Le 2 avril 1992, Jacques St-Denis se faisait enlever les deux reins, alors infestés de kystes. Il fallait agir vite. Son fils, Serge, était la copie biologique conforme de son père.

Ne restait plus qu'à faire le saut. Aujourd'hui, les deux hommes ne le regrettent pas et encouragent vivement les Québécois à signer leur carte d'assurance-maladie. « C'est très important de dire aux personnes qui nous entourent que nous avons signé notre carte soleil,», rappelle Serge Saint-Denis.

En 2016, 841 Québécois étaient en attente d'un organe compatible.

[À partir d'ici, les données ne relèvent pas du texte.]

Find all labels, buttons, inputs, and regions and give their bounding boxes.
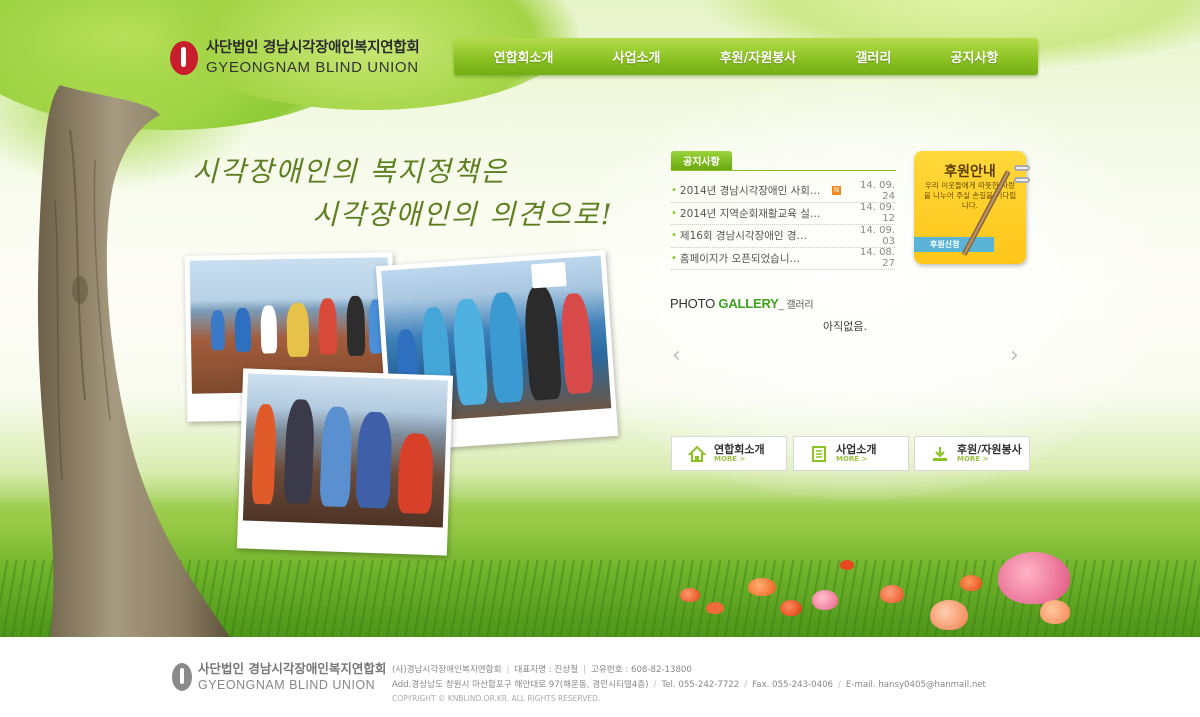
chevron-left-icon[interactable]: ‹	[672, 343, 681, 368]
flower-decoration	[1040, 600, 1070, 624]
nav-item-gallery[interactable]: 갤러리	[855, 47, 891, 66]
nav-item-notice[interactable]: 공지사항	[951, 47, 999, 66]
footer-email[interactable]: E-mail. hansy0405@hanmail.net	[846, 680, 986, 690]
document-list-icon	[812, 445, 826, 462]
flower-decoration	[840, 560, 854, 570]
logo-korean-name: 사단법인 경남시각장애인복지연합회	[206, 40, 420, 57]
notice-title[interactable]: 2014년 지역순회재활교육 실…	[680, 206, 847, 221]
bullet-icon: •	[671, 185, 677, 197]
chevron-right-icon[interactable]: ›	[1010, 343, 1019, 368]
gallery-title[interactable]: PHOTO GALLERY_ 갤러리	[670, 296, 814, 311]
footer-representative: 대표자명 : 진상철	[514, 665, 579, 675]
quick-link-label: 사업소개	[836, 442, 877, 456]
flower-decoration	[680, 588, 700, 602]
footer-logo-english-name: GYEONGNAM BLIND UNION	[198, 677, 376, 692]
flower-decoration	[812, 590, 838, 610]
footer-info: (사)경남시각장애인복지연합회 | 대표자명 : 진상철 | 고유번호 : 608-82…	[392, 663, 986, 707]
event-photo	[236, 368, 454, 556]
notice-divider	[671, 170, 896, 171]
quick-link-about[interactable]: 연합회소개 MORE >	[671, 436, 787, 471]
flower-decoration	[706, 602, 724, 614]
flower-decoration	[780, 600, 802, 616]
more-link: MORE >	[836, 454, 868, 463]
notice-date: 14. 09. 03	[860, 224, 895, 247]
support-banner[interactable]: 후원안내 우리 이웃들에게 따뜻한 사랑을 나누어 주실 손길을 기다립니다. …	[914, 151, 1030, 264]
flower-decoration	[748, 578, 776, 596]
site-footer: 사단법인 경남시각장애인복지연합회 GYEONGNAM BLIND UNION …	[0, 637, 1200, 717]
main-navigation: 연합회소개 사업소개 후원/자원봉사 갤러리 공지사항	[454, 38, 1038, 75]
notice-title[interactable]: 홈페이지가 오픈되었습니…	[680, 251, 847, 266]
flower-decoration	[930, 600, 968, 630]
footer-tel: Tel. 055-242-7722	[661, 679, 740, 690]
notice-date: 14. 08. 27	[860, 247, 895, 270]
quick-link-business[interactable]: 사업소개 MORE >	[793, 436, 909, 471]
footer-registration-number: 고유번호 : 608-82-13800	[591, 665, 692, 675]
notice-item[interactable]: • 2014년 경남시각장애인 사회… N 14. 09. 24	[671, 180, 895, 203]
download-icon	[933, 446, 947, 461]
logo-english-name: GYEONGNAM BLIND UNION	[206, 58, 419, 76]
support-apply-button[interactable]: 후원신청	[914, 237, 994, 252]
bullet-icon: •	[671, 207, 677, 219]
gallery-title-photo: PHOTO	[670, 296, 719, 311]
logo-mark-icon	[172, 663, 192, 691]
logo-mark-icon	[170, 41, 198, 75]
notice-tab[interactable]: 공지사항	[671, 151, 732, 170]
notice-title[interactable]: 2014년 경남시각장애인 사회…	[680, 183, 830, 198]
footer-copyright: COPYRIGHT © KNBLIND.OR.KR. ALL RIGHTS RE…	[392, 694, 601, 703]
footer-logo[interactable]: 사단법인 경남시각장애인복지연합회 GYEONGNAM BLIND UNION	[172, 661, 387, 692]
notice-date: 14. 09. 24	[860, 179, 895, 202]
bullet-icon: •	[671, 252, 677, 264]
home-icon	[688, 445, 706, 462]
slogan-line-1: 시각장애인의 복지정책은	[192, 155, 509, 188]
notice-item[interactable]: • 홈페이지가 오픈되었습니… 14. 08. 27	[671, 247, 895, 270]
nav-item-support[interactable]: 후원/자원봉사	[720, 47, 797, 66]
nav-item-about[interactable]: 연합회소개	[494, 47, 554, 66]
quick-link-label: 후원/자원봉사	[957, 442, 1022, 456]
bullet-icon: •	[671, 230, 677, 242]
gallery-title-gallery: GALLERY	[718, 296, 779, 311]
notice-item[interactable]: • 2014년 지역순회재활교육 실… 14. 09. 12	[671, 202, 895, 225]
quick-link-label: 연합회소개	[714, 442, 765, 456]
slogan-line-2: 시각장애인의 의견으로!	[312, 198, 614, 231]
notice-date: 14. 09. 12	[860, 202, 895, 225]
flower-decoration	[880, 585, 904, 603]
footer-address: Add.경상남도 창원시 마산합포구 해안대로 97(해운동, 경민시티텔4층)	[392, 679, 649, 690]
footer-fax: Fax. 055-243-0406	[752, 679, 834, 690]
gallery-empty-message: 아직없음.	[823, 320, 867, 333]
notice-list: • 2014년 경남시각장애인 사회… N 14. 09. 24 • 2014년…	[671, 180, 895, 270]
more-link: MORE >	[714, 454, 746, 463]
site-logo[interactable]: 사단법인 경남시각장애인복지연합회 GYEONGNAM BLIND UNION	[170, 38, 430, 78]
gallery-title-korean: _ 갤러리	[778, 300, 814, 311]
flower-decoration	[960, 575, 982, 591]
new-badge-icon: N	[832, 186, 841, 196]
notice-title[interactable]: 제16회 경남시각장애인 경…	[680, 228, 847, 243]
nav-item-business[interactable]: 사업소개	[613, 47, 661, 66]
footer-org-name: (사)경남시각장애인복지연합회	[392, 665, 502, 675]
quick-link-support[interactable]: 후원/자원봉사 MORE >	[914, 436, 1030, 471]
footer-logo-korean-name: 사단법인 경남시각장애인복지연합회	[198, 661, 387, 676]
notice-item[interactable]: • 제16회 경남시각장애인 경… 14. 09. 03	[671, 225, 895, 248]
more-link: MORE >	[957, 454, 989, 463]
flower-decoration	[998, 552, 1070, 604]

Quarante patients sont décédés, l'an dernier, dans l'attente d'une transplantation ; attente qui peut atteindre en moyenne 800 jours. Et les reins sont, de loin, les organes les plus souvent sollicités, avec 565 cas en attente de transplantation en 2016.

Aujourd'hui âgés de 72 et 46 ans, respectivement, Jacques et Serge St-Denis n'en reviennent tout simplement pas du chemin parcouru depuis la double opération.

Le père, qui a éprouvé des problèmes récurrents de santé dès l'âge de 10 ans, est aujourd'hui des plus fonctionnels. Même s'il doit prendre une dizaine de médicaments par jour, le septuagénaire ne souffre d'aucune douleur ou inconfort physique. 

Quant à son fils, outre une pneumonie qu'il a contractée peu après son don d'organe, il est aujourd'hui dans une forme impeccable. 

«C'est la beauté de la chose pour un donneur: on n'a pas de séquelles », souligne Serge, devenu un fervent défenseur des dons d'organes.

«Ce n'est pas tout le monde qui peut avoir eu la chance de redonner la santé et la vie à ses parents.»